À côté des œuvres que Visconti venait de réaliser (Ludwig, Mort à Venise, Les Damnés), la forme de Violence et Passion est plus tenue, pas totalement attaquée par le flou et l’informe. C’est avec flegme que le cinéaste décortique le manège des corps dans une maison que l’on ne quittera jamais. Ce sont eux qui mènent la danse, imposant leurs mouvements à la caméra : celui de Lietta et ses gestes fraîchement séducteurs, venant se coller contre un professeur qui n’en demandait pas tant. Celui tiré à quatre épingles de la marquise, ses yeux foudroyants et sa bouche qui jappe. Le corps, surtout, de Konrad le « gigolo » comme traduisent maladroitement les sous-titres, en l’absence d’expression consacrée pour désigner un homme qui se fait entretenir. C’est dans la vulgarité des mots prononcés, la décontraction exagérée des attitudes, la transparence des passions que tout se joue. Les accents assez forts de certains acteurs lorsqu’ils s’expriment en anglais, qui entravent le naturel de leur jeu, participent de la craquelure dans le tableau de cette monstrueuse famille recomposée : à côté du jeu nuancé que peut développer Burt Lancaster dans sa propre langue, les autres dégagent lorsqu’ils parlent quelque chose de fonctionnel, de mécanique. En sachant doser le grossissement du trait nécessaire pour tuer dans l’œuf le réalisme sans pour autant tomber dans le grotesque, Visconti communique parfaitement l’effroi qu’inspire au professeur le comportement de ses nouveaux locataires. Il est profondément ébranlé par la présence de ces êtres d’une nature nouvelle, débarrassés du filtre des convenances auxquelles il croit encore (voir les scènes de dîner), êtres que sa réclusion lui a fait ignorer.

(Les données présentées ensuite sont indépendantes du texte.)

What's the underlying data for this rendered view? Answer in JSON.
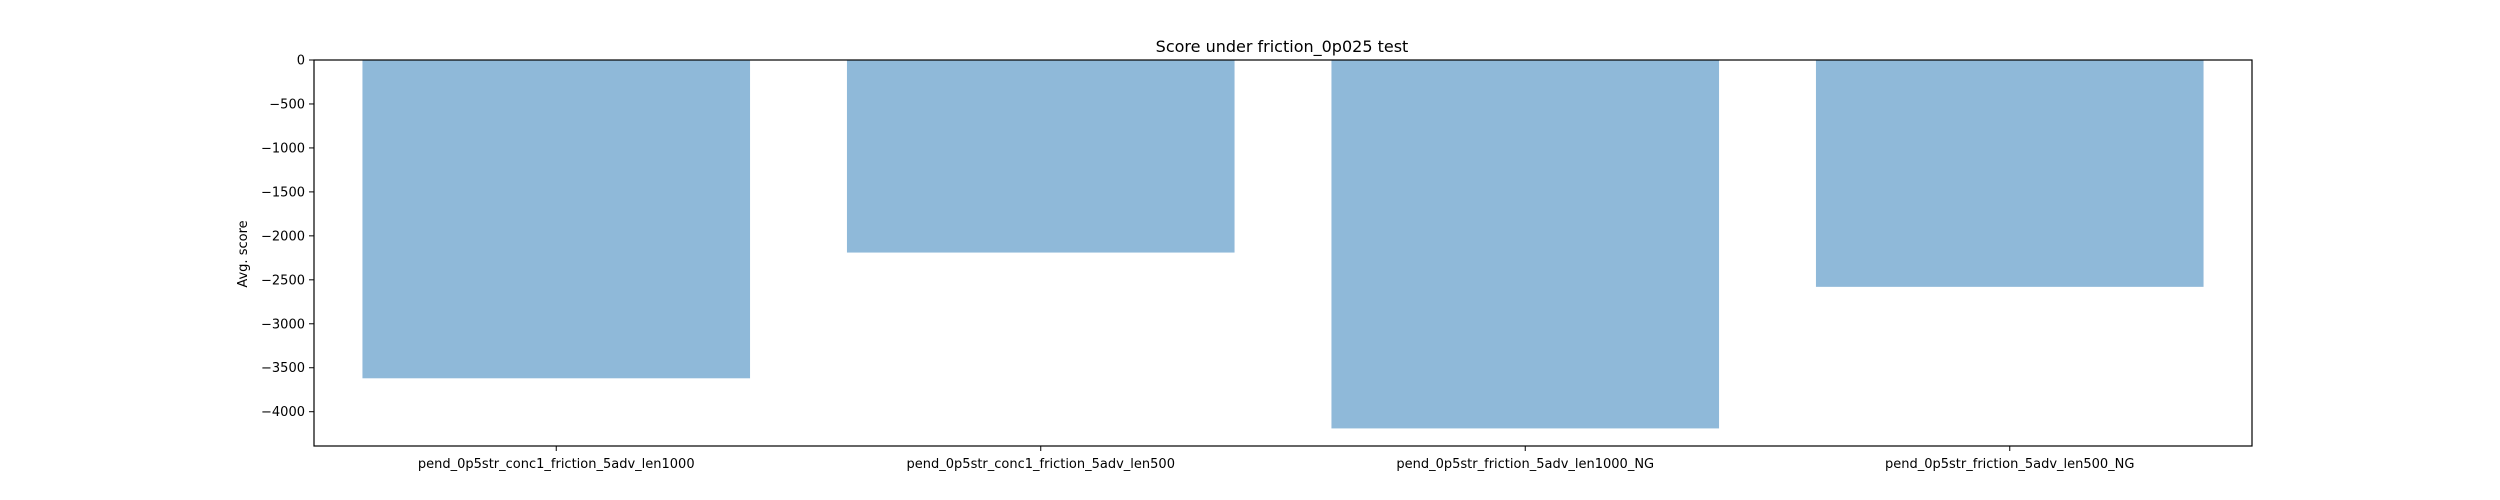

Avec ce film, Visconti trouve (comme souvent) un équilibre parfait entre limpidité du propos et richesse dans sa construction. La nature de chacun des personnages est étalée de façon très directe, et en même temps tous échappent à la catégorisation. C’est particulièrement le cas du personnage d’Helmut Berger, celui qui inspire le plus grand trouble au professeur. Konrad donne du système capitaliste l’image la plus extrême et atteint par là même une sorte de pureté dont est dénuée sa famille d’adoption. La sensibilité esthétique que lui découvre le professeur brise ce qui s’était figé en lui, le force à renouer avec la communauté des vivants et à regarder en face les pulsions destructrices qui continuent de la ronger. Ce retour à la vie est aussi précurseur de sa fin et peut-être d’une catastrophe à venir. Le vieil érudit coupé du monde, d’abord posé comme victime d’un groupe d’envahisseurs, s’avère être le plus coupable d’entre tous.